11. The method of claim 9, wherein the configuration comprises an adjustment to the antenna configuration to direct a beam formed by the antenna configuration to minimize interference of radio signals emitted by the unmanned aerial vehicle with radio signals emitted by a fixed location base station of the radio access network.

12. The method of claim 1, wherein the configuration comprises a change to a physical location of the unmanned aerial vehicle.

13. The method of claim 1, wherein the instruction set is an open fronthaul specification instruction set.

14. The method of claim 13, wherein the unmanned aerial vehicle subscribes to the open fronthaul specification instruction set.

15. The method of claim 13, wherein the instruction is sent via an open fronthaul M-place interface of the processing system.

16. The method of claim 1, wherein the radio access network comprises a fifth generation open radio access network, and the processing system and the unmanned aerial vehicle collectively establish a private network within the fifth generation open radio access network for the operator of the unmanned aerial vehicle.

17. The method of claim 1, wherein the unmanned aerial vehicle is one of a plurality of unmanned aerial vehicles deployed by an enterprise to extend the coverage of the radio access network.

18. The method of claim 1, wherein the unmanned aerial vehicle includes a directional antenna.

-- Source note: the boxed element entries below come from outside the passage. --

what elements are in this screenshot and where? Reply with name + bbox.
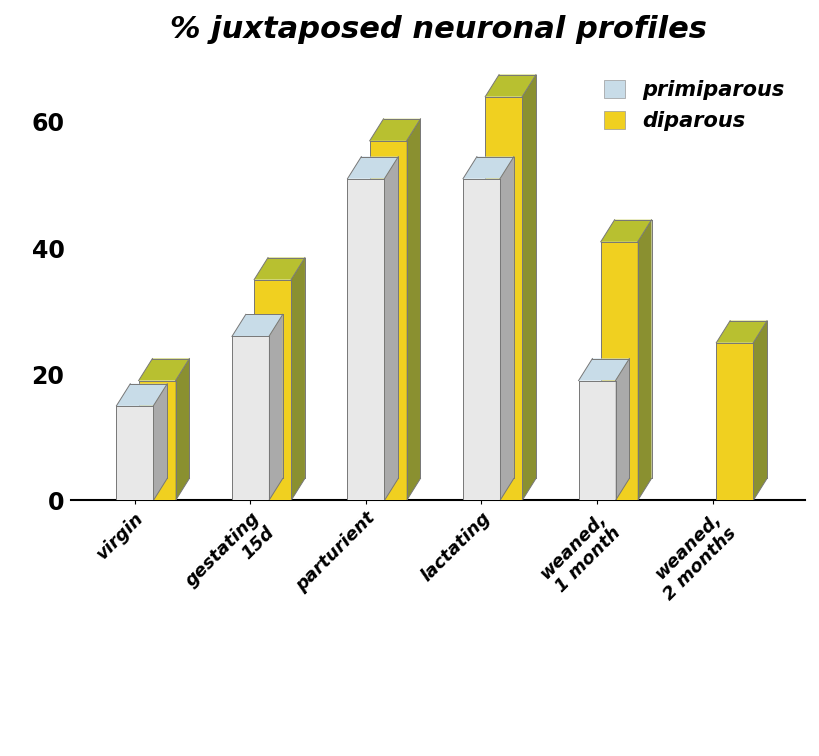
Polygon shape	[715, 321, 766, 342]
Polygon shape	[138, 358, 189, 380]
Polygon shape	[463, 156, 514, 178]
Polygon shape	[138, 380, 175, 500]
Polygon shape	[232, 336, 269, 500]
Polygon shape	[175, 358, 189, 500]
Polygon shape	[347, 156, 398, 178]
Polygon shape	[369, 119, 420, 141]
Polygon shape	[406, 119, 420, 500]
Title: % juxtaposed neuronal profiles: % juxtaposed neuronal profiles	[170, 15, 706, 44]
Polygon shape	[254, 280, 291, 500]
Polygon shape	[600, 242, 637, 500]
Polygon shape	[578, 358, 629, 380]
Polygon shape	[485, 97, 522, 500]
Polygon shape	[500, 156, 514, 500]
Polygon shape	[369, 141, 406, 500]
Polygon shape	[116, 406, 153, 500]
Polygon shape	[578, 380, 615, 500]
Polygon shape	[615, 358, 629, 500]
Polygon shape	[715, 342, 753, 500]
Polygon shape	[153, 384, 167, 500]
Polygon shape	[600, 220, 651, 242]
Polygon shape	[232, 314, 283, 336]
Polygon shape	[269, 314, 283, 500]
Polygon shape	[347, 178, 384, 500]
Polygon shape	[384, 156, 398, 500]
Polygon shape	[485, 75, 536, 97]
Polygon shape	[463, 178, 500, 500]
Polygon shape	[291, 258, 305, 500]
Polygon shape	[522, 75, 536, 500]
Polygon shape	[637, 220, 651, 500]
Polygon shape	[116, 384, 167, 406]
Polygon shape	[753, 321, 766, 500]
Polygon shape	[254, 258, 305, 280]
Legend: primiparous, diparous: primiparous, diparous	[593, 70, 794, 141]
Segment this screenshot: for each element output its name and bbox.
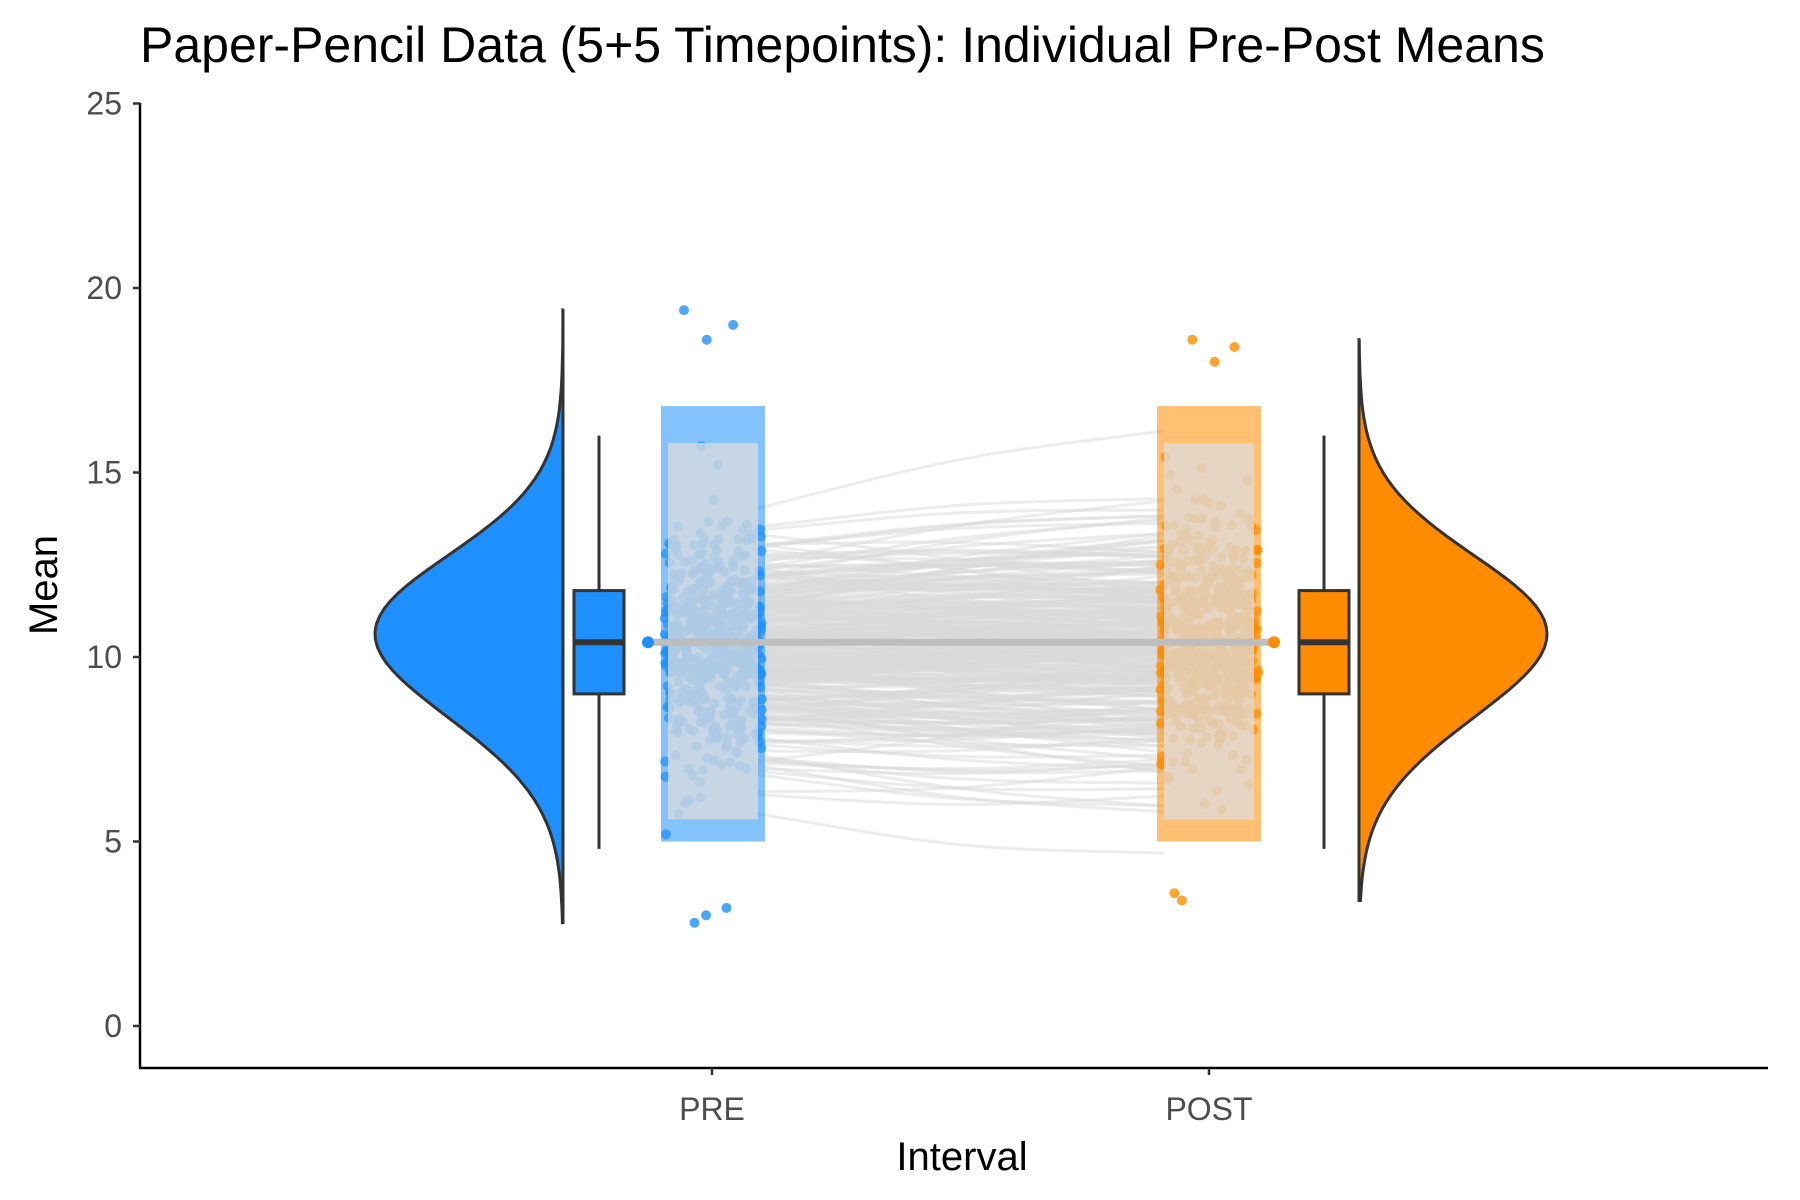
x-tick-label-pre: PRE — [679, 1091, 745, 1127]
outlier-point — [1229, 342, 1239, 352]
y-tick-label: 10 — [86, 639, 122, 675]
outlier-point — [1210, 357, 1220, 367]
density-pre — [375, 310, 563, 923]
outlier-point — [728, 320, 738, 330]
individual-line — [758, 431, 1164, 509]
pre-mean-point — [642, 636, 654, 648]
y-tick-label: 5 — [104, 824, 122, 860]
y-tick-label: 15 — [86, 455, 122, 491]
outlier-point — [679, 305, 689, 315]
x-tick-label-post: POST — [1165, 1091, 1252, 1127]
chart-title: Paper-Pencil Data (5+5 Timepoints): Indi… — [140, 17, 1545, 73]
post-mean-point — [1268, 636, 1280, 648]
density-post — [1359, 340, 1547, 901]
line-overlap — [668, 443, 758, 819]
points-pre — [660, 305, 767, 928]
points-post — [1155, 335, 1263, 906]
outlier-point — [722, 903, 732, 913]
outlier-point — [702, 335, 712, 345]
x-axis-label: Interval — [896, 1135, 1027, 1179]
outlier-point — [1187, 335, 1197, 345]
outlier-point — [1177, 896, 1187, 906]
line-overlap — [1164, 443, 1254, 819]
individual-line — [758, 814, 1164, 853]
y-tick-label: 25 — [86, 86, 122, 122]
outlier-point — [701, 910, 711, 920]
y-tick-label: 0 — [104, 1008, 122, 1044]
outlier-point — [690, 918, 700, 928]
outlier-point — [1169, 888, 1179, 898]
y-axis-label: Mean — [22, 535, 66, 635]
y-tick-label: 20 — [86, 270, 122, 306]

19. A non-transitory computer-readable medium storing instructions which, when executed by a processing system including at least one processor, cause the processing system to perform operations, the operations comprising:

receiving a command phrased in a natural language via an application programming interface that interacts with an operator of an unmanned aerial vehicle used to extend a coverage of a radio access network;

extracting, from the command, an intent related to an operation of the unmanned aerial vehicle;

determining a configuration of the unmanned aerial vehicle to achieve the intent; and

sending an instruction to the unmanned aerial vehicle to implement the configuration that is determined, wherein the instruction is formatted in an instruction set that is readable by the unmanned aerial vehicle.

20. A device comprising:

a processing system including at least one processor; and

a computer-readable medium storing instructions which, when executed by the processing system, cause the processing system to perform operations, the operations comprising:

receiving a command phrased in a natural language via an application programming interface that interacts with an operator of an unmanned aerial vehicle used to extend a coverage of a radio access network;

extracting, from the command, an intent related to an operation of the unmanned aerial vehicle;

determining a configuration of the unmanned aerial vehicle to achieve the intent; and

sending an instruction to the unmanned aerial vehicle to implement the configuration that is determined, wherein the instruction is formatted in an instruction set that is readable by the unmanned aerial vehicle.